Columbia is an extremely small university, and sometimes it feels like everyone knows everyone. It is embarrassing but not that big a deal when your vague acquaintances and Facebook friends see you grinding against someone in a frat basement, but the additional danger is greater. What happens when you see someone in a professional position – a Dean, a professor, or even a TA – when you’re out on a night of debauchery. Or worse, doing a walk of shame via Nussbaum for bagels. What do you do in this position? What techniques can you use? Bwog can help!
Picture this: you’re coming off a really bad day, having failed your Lithum quiz or striked out on a particularly horrific Tinder coffee date. It’s only a Wednesday, but 1020 beckons and you need a Long Island iced tea.
Or, it’s a Saturday night and somehow your professor or TA has braved the crowds of freshman to make it out to your preferred location.

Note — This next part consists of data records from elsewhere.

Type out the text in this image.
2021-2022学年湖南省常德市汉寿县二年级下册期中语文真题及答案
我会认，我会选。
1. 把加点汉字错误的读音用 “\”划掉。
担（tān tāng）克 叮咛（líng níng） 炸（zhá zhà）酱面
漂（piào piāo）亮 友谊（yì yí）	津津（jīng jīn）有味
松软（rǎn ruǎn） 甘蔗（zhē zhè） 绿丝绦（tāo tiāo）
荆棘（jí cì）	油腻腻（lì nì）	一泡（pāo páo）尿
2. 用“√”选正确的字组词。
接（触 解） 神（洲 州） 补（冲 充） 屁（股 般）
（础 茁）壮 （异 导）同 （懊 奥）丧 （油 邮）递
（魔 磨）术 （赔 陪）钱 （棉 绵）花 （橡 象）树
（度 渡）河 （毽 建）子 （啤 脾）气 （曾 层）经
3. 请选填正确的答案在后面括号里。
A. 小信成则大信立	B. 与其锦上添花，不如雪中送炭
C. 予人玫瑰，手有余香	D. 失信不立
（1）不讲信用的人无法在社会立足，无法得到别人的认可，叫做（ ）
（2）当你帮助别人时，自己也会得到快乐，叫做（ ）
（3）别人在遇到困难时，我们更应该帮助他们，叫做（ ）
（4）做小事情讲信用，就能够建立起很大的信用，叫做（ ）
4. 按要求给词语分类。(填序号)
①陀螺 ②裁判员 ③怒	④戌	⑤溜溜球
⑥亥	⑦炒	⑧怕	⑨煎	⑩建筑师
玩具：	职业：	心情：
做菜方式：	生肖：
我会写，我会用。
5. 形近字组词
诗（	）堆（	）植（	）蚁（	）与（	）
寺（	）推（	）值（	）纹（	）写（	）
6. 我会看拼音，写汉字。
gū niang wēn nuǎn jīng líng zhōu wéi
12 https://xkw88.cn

First things first, don’t panic. It is most important to take care of the physical problem first. Pull yourself together and wipe the sweat of what seems like millions of bodies off your brow. Yes, it’s embarrassing to be seen here, but that embarrassment is compounded by seeming like a total drunk mess. This is particularly important if you have another completely inebriated friend with you. Give them a swipe of lipstick lest you look guilty by association. If they are beyond this, set yourself up as the better person by showing yourself to be the caring friend. Get them some water, it will make you look like the adult of the situation.
The best alternative is to get out while you can. Make an escape tunnel through the throngs of people by using your friends as a battering ram, and cover your face with your hair or any coats or jackets you may have lying around. Yes, it sucks to end a night early, but you can always get Roti Roll or Koronets which sometimes can feel as good as another vodka soda.

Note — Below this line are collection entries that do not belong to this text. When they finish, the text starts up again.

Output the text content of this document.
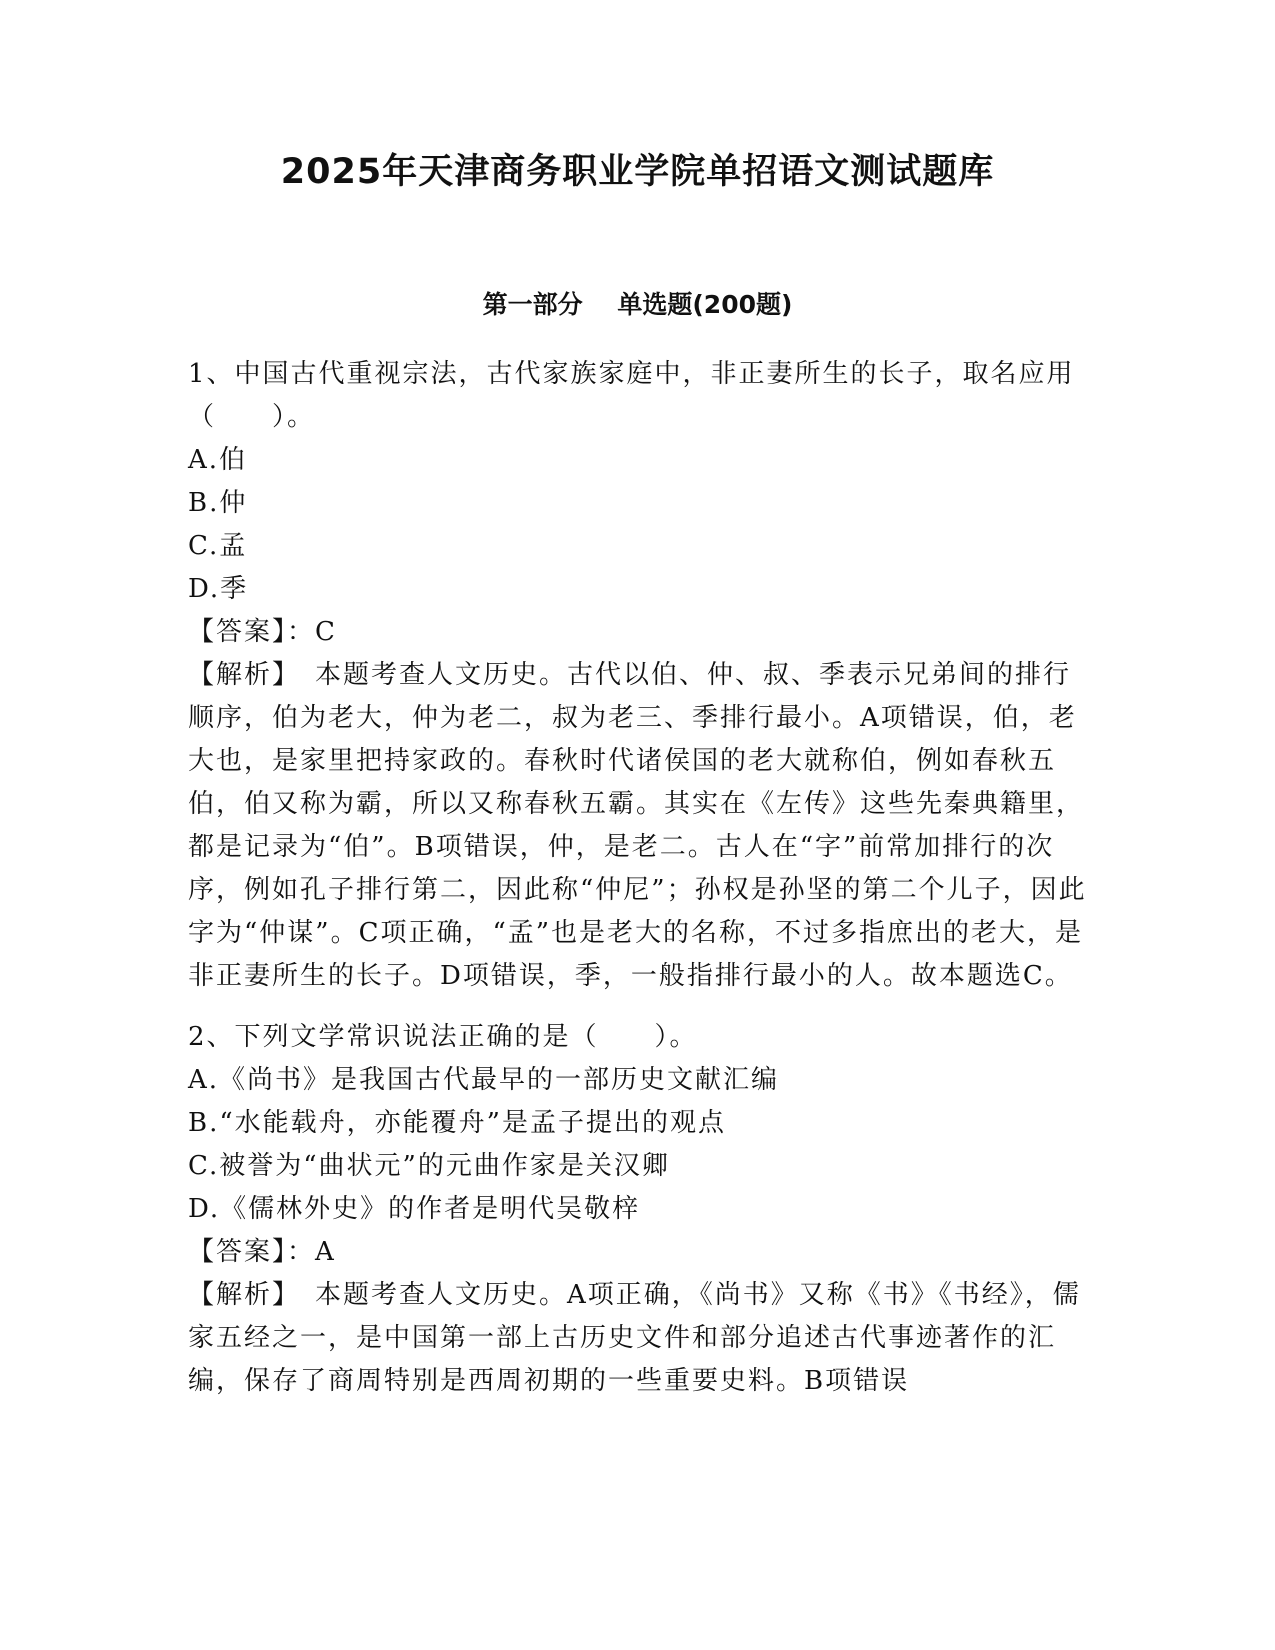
2025年天津商务职业学院单招语文测试题库
第一部分    单选题(200题)

1、中国古代重视宗法，古代家族家庭中，非正妻所生的长子，取名应用（　　）。

A.伯

B.仲

C.孟

D.季

【答案】：C

【解析】　本题考查人文历史。古代以伯、仲、叔、季表示兄弟间的排行顺序，伯为老大，仲为老二，叔为老三、季排行最小。A项错误，伯，老大也，是家里把持家政的。春秋时代诸侯国的老大就称伯，例如春秋五伯，伯又称为霸，所以又称春秋五霸。其实在《左传》这些先秦典籍里，都是记录为“伯”。B项错误，仲，是老二。古人在“字”前常加排行的次序，例如孔子排行第二，因此称“仲尼”；孙权是孙坚的第二个儿子，因此字为“仲谋”。C项正确，“孟”也是老大的名称，不过多指庶出的老大，是非正妻所生的长子。D项错误，季，一般指排行最小的人。故本题选C。

2、下列文学常识说法正确的是（　　）。

A.《尚书》是我国古代最早的一部历史文献汇编

B.“水能载舟，亦能覆舟”是孟子提出的观点

C.被誉为“曲状元”的元曲作家是关汉卿

D.《儒林外史》的作者是明代吴敬梓

【答案】：A

【解析】　本题考查人文历史。A项正确，《尚书》又称《书》《书经》，儒家五经之一，是中国第一部上古历史文件和部分追述古代事迹著作的汇编，保存了商周特别是西周初期的一些重要史料。B项错误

However, this Bwogger acknowledges that avoidance is not always possible. What happens if they’ve definitely seen you? At this point, don’t admit defeat. Rather, address the issue head on. Go over to the professor or TA and start talking completely normally about your coursework. The best option is to ask a question, as it forces them into a speaking role. By doing so, you’re acknowledging the situation but also ensuring that you don’t seem too schwasted. Besides, for classes with high attendance and discussion participation as a part of grading, this can in fact boost your stature. Do not do this if you have just knocked back a few gimlets- at that point, nobody wants to hear what you have to say. Return to the avoidance tactic and get the hell out. You’d probably enjoy the reprieve of your sweet, sweet bed just as much anyway.
In all of these cases, the most important thing to remember is that this is highly embarrassing for the other person too. You’re a college student, and thus your Sunday Funday, Mojito Monday, Turn up Tuesday and Wine Wednesday are all justified and expected. Your Professor, however, probably has a family waiting on them to come home, covered in the sweat of socially awkward college students. Furthermore, not only are they drinking heavily on a Wednesday despite being a full-fledged adult, they’re also doing so in the most disgusting of situations. At some point you have to ask yourself, is 1020 really a fun place to go when you’re old and don’t know anyone there (shout out to the mildly creepy old Russian guys that will always try to hit on you). They’re obviously going through a tough time also, so lend a listening ear and try not to ask if they are sleeping on the couch.